Sonia pondered the phrase. She, too, only a few years earlier, not quite one hundred years after Emma, and on an August day as well, maybe even the fifteenth, had arrived in New York with the exact same feelings. Not twenty but over thirty, she too was casting off her past and beginning a new life—as a playwright. But then she did something Emma wouldn't. "Marriage and love have nothing in common," Emma once wrote. Emma had been married but did not make the mistake of prolonging it, and the divorce was the occasion for her moving to New York to begin anew. Sonia had not divorced but had left behind a confining relationship. And then in her new life, she got married! Then Sonia thought of Sarah, and like a plant wilting in heat, her resolve was gone. She thought about Nathan's seriousness. Whenever she thought of her love for her husband, that was what came to mind. She loved him for his moral conundrums. She smiled as she thought: Who else could spend six months debating about someone trying to give him half a million dollars for nothing?

Sonia pointed out to Arnie that the book was probably worth something and she should pay him, but Arnie looked up from the sidewalk, his beret defiantly askew, and said, "Emma wouldn't approve."

Sonia smiled and added that Margarita wouldn't have, either.

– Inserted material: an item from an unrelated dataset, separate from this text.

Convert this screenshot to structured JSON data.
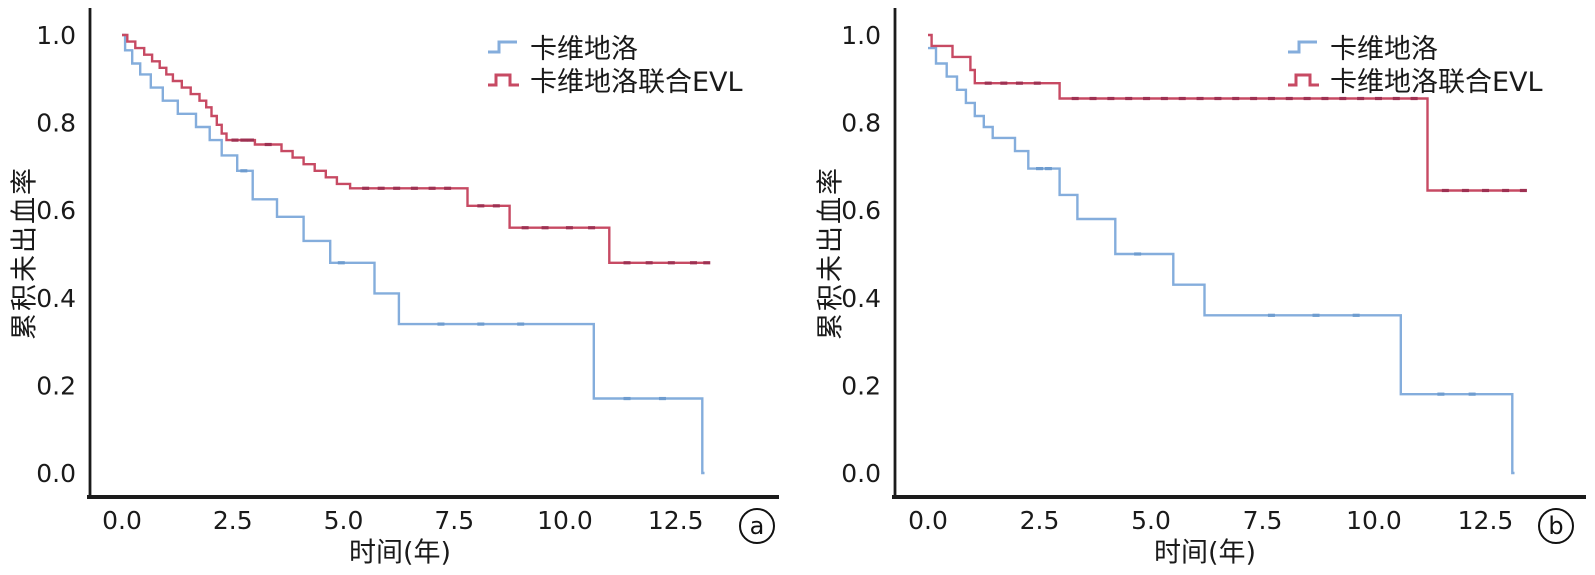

As she kneaded Nathan's shoulders, she was talking about the dress. Not the "worn out garment"; Sonia was fascinated by a dress Benito Juarez gave to his wife that she took into exile and wore to meet Abraham Lincoln. "But she apologized to him in a letter for dressing in expensive clothes while Mexicans were suffering. Do you think Sarah can learn these things? Will she ever apologize for having too much?"

"Will she ever have too much?" Nathan replied, but he was really thinking about the words "You could call me."

It was still early for Mordy to be outside, and he was walking on his toes, unconsciously sneaking down the street, hoping to find strong coffee before someone ran into him and forced him to speak. Too late.

"You're Mordy Seltzer, aren't you?"

"Owww," he slowly groaned in a nonresponse.

"I am Naomi's father."

"Ohhh." Why was this happening?

As Mordy deciphered the words in vibrato echoing from a distance, he gathered that the father was worried because Naomi was not married and she was twenty-four. "Every year she will be less and less desirable."

"Yes," Mordy groaned in a soft voice barely audible to the father. "Because every year she gets more holes and tattoos. You should marry her off while she still has unused portions of skin."